ARGENTINA: NO GOING BACK

In Argentina, Pedidos Ya, a unit of Germany’s Delivery Hero, has a 76 percent market share, followed by Rappi (22 percent) and a dozen other companies.

“A lot of business owners in the gastronomy sector say (those companies gained a foothold) during the pandemic” and that now “it’s very difficult to turn back time” because they control the sales channels,” the head of legal framework and inspections at the ASMMS motorcycle couriers union, Gonzalo Ottaviano, told Efe.

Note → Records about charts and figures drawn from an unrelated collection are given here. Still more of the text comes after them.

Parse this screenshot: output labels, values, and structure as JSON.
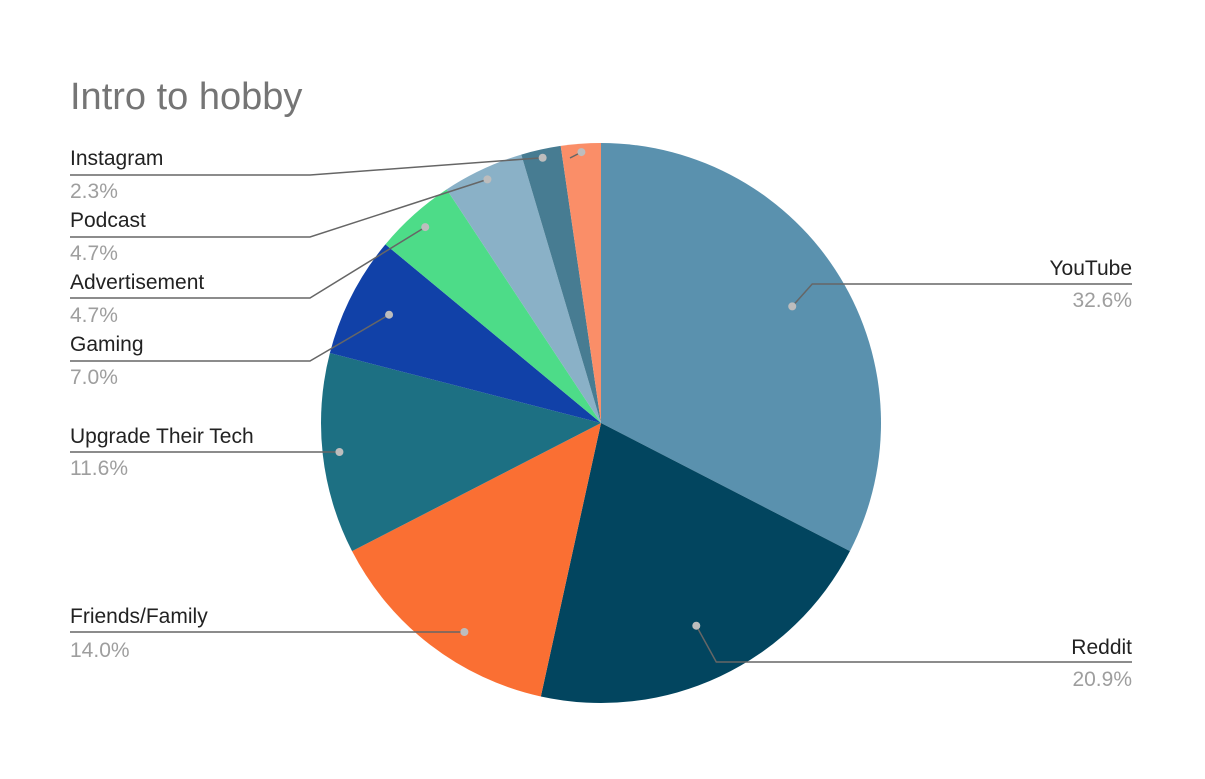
{
  "chart_data": {
    "type": "pie",
    "title": "Intro to hobby",
    "slices": [
      {
        "label": "YouTube",
        "value": 32.6,
        "display": "32.6%",
        "color": "#5a91ae"
      },
      {
        "label": "Reddit",
        "value": 20.9,
        "display": "20.9%",
        "color": "#02455f"
      },
      {
        "label": "Friends/Family",
        "value": 14.0,
        "display": "14.0%",
        "color": "#fa6f33"
      },
      {
        "label": "Upgrade Their Tech",
        "value": 11.6,
        "display": "11.6%",
        "color": "#1d7083"
      },
      {
        "label": "Gaming",
        "value": 7.0,
        "display": "7.0%",
        "color": "#1141a8"
      },
      {
        "label": "Advertisement",
        "value": 4.7,
        "display": "4.7%",
        "color": "#4ddc88"
      },
      {
        "label": "Podcast",
        "value": 4.7,
        "display": "4.7%",
        "color": "#8ab1c7"
      },
      {
        "label": "Instagram",
        "value": 2.3,
        "display": "2.3%",
        "color": "#477c92"
      },
      {
        "label": "",
        "value": 2.3,
        "display": "",
        "color": "#fa8e68"
      }
    ]
  }
}
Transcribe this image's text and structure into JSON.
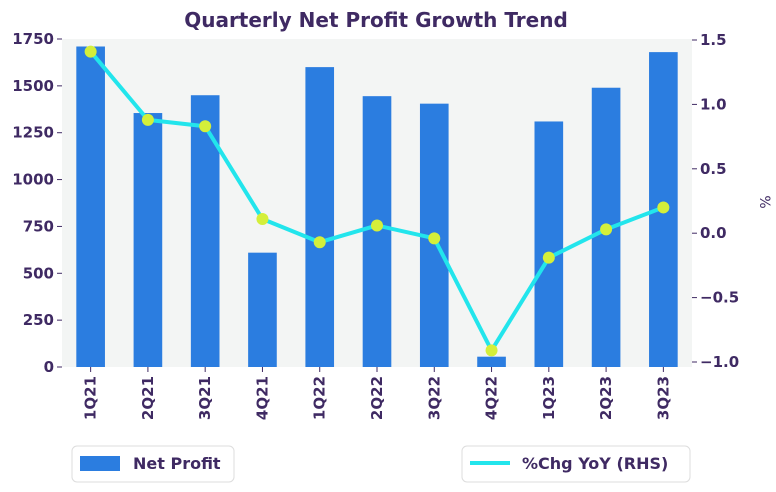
{
  "chart_data": {
    "type": "bar",
    "title": "Quarterly Net Profit Growth Trend",
    "categories": [
      "1Q21",
      "2Q21",
      "3Q21",
      "4Q21",
      "1Q22",
      "2Q22",
      "3Q22",
      "4Q22",
      "1Q23",
      "2Q23",
      "3Q23"
    ],
    "series": [
      {
        "name": "Net Profit",
        "type": "bar",
        "axis": "left",
        "color": "#2b7de0",
        "values": [
          1710,
          1355,
          1450,
          610,
          1600,
          1445,
          1405,
          55,
          1310,
          1490,
          1680
        ]
      },
      {
        "name": "%Chg YoY (RHS)",
        "type": "line",
        "axis": "right",
        "color": "#22e5ec",
        "marker_color": "#d4ef3a",
        "values": [
          1.41,
          0.88,
          0.83,
          0.11,
          -0.07,
          0.06,
          -0.04,
          -0.91,
          -0.19,
          0.03,
          0.2
        ]
      }
    ],
    "y_left": {
      "ylim": [
        0,
        1750
      ],
      "ticks": [
        "0",
        "250",
        "500",
        "750",
        "1000",
        "1250",
        "1500",
        "1750"
      ]
    },
    "y_right": {
      "ylabel": "%",
      "ylim": [
        -1.0,
        1.5
      ],
      "ticks": [
        "−1.0",
        "−0.5",
        "0.0",
        "0.5",
        "1.0",
        "1.5"
      ]
    },
    "plot_background": "#f3f5f4",
    "grid": false,
    "legend": "bottom"
  }
}
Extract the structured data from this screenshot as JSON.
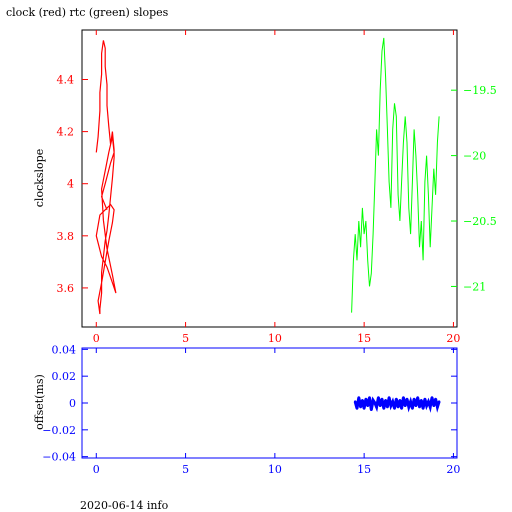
{
  "title": "clock (red) rtc (green) slopes",
  "footer": "2020-06-14 info",
  "colors": {
    "clock": "#ff0000",
    "rtc": "#00ff00",
    "offset": "#0000ff",
    "frame": "#000000"
  },
  "chart_data": [
    {
      "type": "line",
      "ylabel": "clockslope",
      "y2label": "",
      "xlim": [
        -0.8,
        20.2
      ],
      "ylim": [
        3.45,
        4.59
      ],
      "y2lim": [
        -21.31,
        -19.04
      ],
      "xticks": [
        0,
        5,
        10,
        15,
        20
      ],
      "yticks": [
        3.6,
        3.8,
        4,
        4.2,
        4.4
      ],
      "y2ticks": [
        -19.5,
        -20,
        -20.5,
        -21
      ],
      "y2scale": "reversed",
      "grid": false,
      "series": [
        {
          "axis": "left",
          "x": [
            0.0,
            0.1,
            0.2,
            0.2,
            0.3,
            0.3,
            0.4,
            0.5,
            0.5,
            0.6,
            0.6,
            0.7,
            0.8,
            0.9,
            1.0,
            1.0,
            0.9,
            0.8,
            0.7,
            0.6,
            0.5,
            0.4,
            0.3,
            0.3,
            0.2,
            0.2,
            0.1,
            0.3,
            0.5,
            0.7,
            0.9,
            1.0,
            0.8,
            0.5,
            0.2,
            0.0,
            0.3,
            0.6,
            0.9,
            1.1,
            0.9,
            0.6,
            0.4,
            0.3,
            0.5,
            0.7,
            0.9,
            1.0,
            0.8,
            0.5,
            0.3,
            0.6
          ],
          "y": [
            4.12,
            4.18,
            4.28,
            4.35,
            4.42,
            4.5,
            4.55,
            4.52,
            4.45,
            4.38,
            4.3,
            4.22,
            4.15,
            4.2,
            4.13,
            4.1,
            4.02,
            3.95,
            3.88,
            3.82,
            3.78,
            3.72,
            3.66,
            3.58,
            3.52,
            3.5,
            3.55,
            3.62,
            3.7,
            3.78,
            3.85,
            3.9,
            3.92,
            3.9,
            3.88,
            3.8,
            3.72,
            3.68,
            3.62,
            3.58,
            3.65,
            3.75,
            3.86,
            3.98,
            4.05,
            4.12,
            4.18,
            4.12,
            4.08,
            4.0,
            3.95,
            3.9
          ]
        },
        {
          "axis": "right",
          "x": [
            14.3,
            14.4,
            14.5,
            14.6,
            14.7,
            14.8,
            14.9,
            15.0,
            15.1,
            15.2,
            15.3,
            15.4,
            15.5,
            15.6,
            15.7,
            15.8,
            15.9,
            16.0,
            16.1,
            16.2,
            16.3,
            16.4,
            16.5,
            16.6,
            16.7,
            16.8,
            16.9,
            17.0,
            17.1,
            17.2,
            17.3,
            17.4,
            17.5,
            17.6,
            17.7,
            17.8,
            17.9,
            18.0,
            18.1,
            18.2,
            18.3,
            18.4,
            18.5,
            18.6,
            18.7,
            18.8,
            18.9,
            19.0,
            19.1,
            19.2
          ],
          "y": [
            -21.2,
            -20.8,
            -20.6,
            -20.8,
            -20.5,
            -20.7,
            -20.4,
            -20.6,
            -20.5,
            -20.8,
            -21.0,
            -20.9,
            -20.6,
            -20.2,
            -19.8,
            -20.0,
            -19.5,
            -19.2,
            -19.1,
            -19.4,
            -19.8,
            -20.2,
            -20.4,
            -19.8,
            -19.6,
            -19.7,
            -20.3,
            -20.5,
            -20.2,
            -19.9,
            -19.7,
            -19.9,
            -20.4,
            -20.6,
            -20.2,
            -19.8,
            -20.0,
            -20.3,
            -20.7,
            -20.5,
            -20.8,
            -20.2,
            -20.0,
            -20.3,
            -20.7,
            -20.4,
            -20.1,
            -20.3,
            -19.9,
            -19.7
          ]
        }
      ]
    },
    {
      "type": "scatter",
      "ylabel": "offset(ms)",
      "xlim": [
        -0.8,
        20.2
      ],
      "ylim": [
        -0.041,
        0.041
      ],
      "xticks": [
        0,
        5,
        10,
        15,
        20
      ],
      "yticks": [
        0.04,
        0.02,
        0,
        -0.02,
        -0.04
      ],
      "grid": false,
      "series": [
        {
          "x": [
            14.5,
            14.6,
            14.7,
            14.8,
            14.9,
            15.0,
            15.1,
            15.2,
            15.3,
            15.4,
            15.5,
            15.6,
            15.7,
            15.8,
            15.9,
            16.0,
            16.1,
            16.2,
            16.3,
            16.4,
            16.5,
            16.6,
            16.7,
            16.8,
            16.9,
            17.0,
            17.1,
            17.2,
            17.3,
            17.4,
            17.5,
            17.6,
            17.7,
            17.8,
            17.9,
            18.0,
            18.1,
            18.2,
            18.3,
            18.4,
            18.5,
            18.6,
            18.7,
            18.8,
            18.9,
            19.0,
            19.1,
            19.2
          ],
          "y": [
            0.001,
            -0.004,
            0.004,
            -0.003,
            0.002,
            -0.004,
            0.003,
            -0.002,
            0.004,
            -0.005,
            0.002,
            0.0,
            -0.003,
            0.004,
            -0.002,
            0.003,
            -0.004,
            0.002,
            -0.003,
            0.004,
            -0.002,
            0.001,
            -0.004,
            0.003,
            -0.003,
            0.002,
            -0.004,
            0.004,
            -0.002,
            0.003,
            -0.003,
            0.001,
            -0.004,
            0.003,
            -0.002,
            0.004,
            -0.003,
            0.002,
            -0.004,
            0.003,
            -0.002,
            0.001,
            -0.003,
            0.004,
            -0.002,
            0.003,
            -0.003,
            0.001
          ]
        }
      ]
    }
  ]
}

The companies are not regulated at the state level, although Buenos Aires city requires these entities to provide accident insurance to drivers and prevents them from implementing incentive or penalty schemes that may increase road safety risks or sending notifications to couriers while they are making their deliveries.

MEXICO: SPECIFIC TAX REGIME

Mexico ranks among the top 10 countries worldwide in e-commerce sales, with half the population buying foods and beverages through digital channels, according to the Mexican Online Sales Association.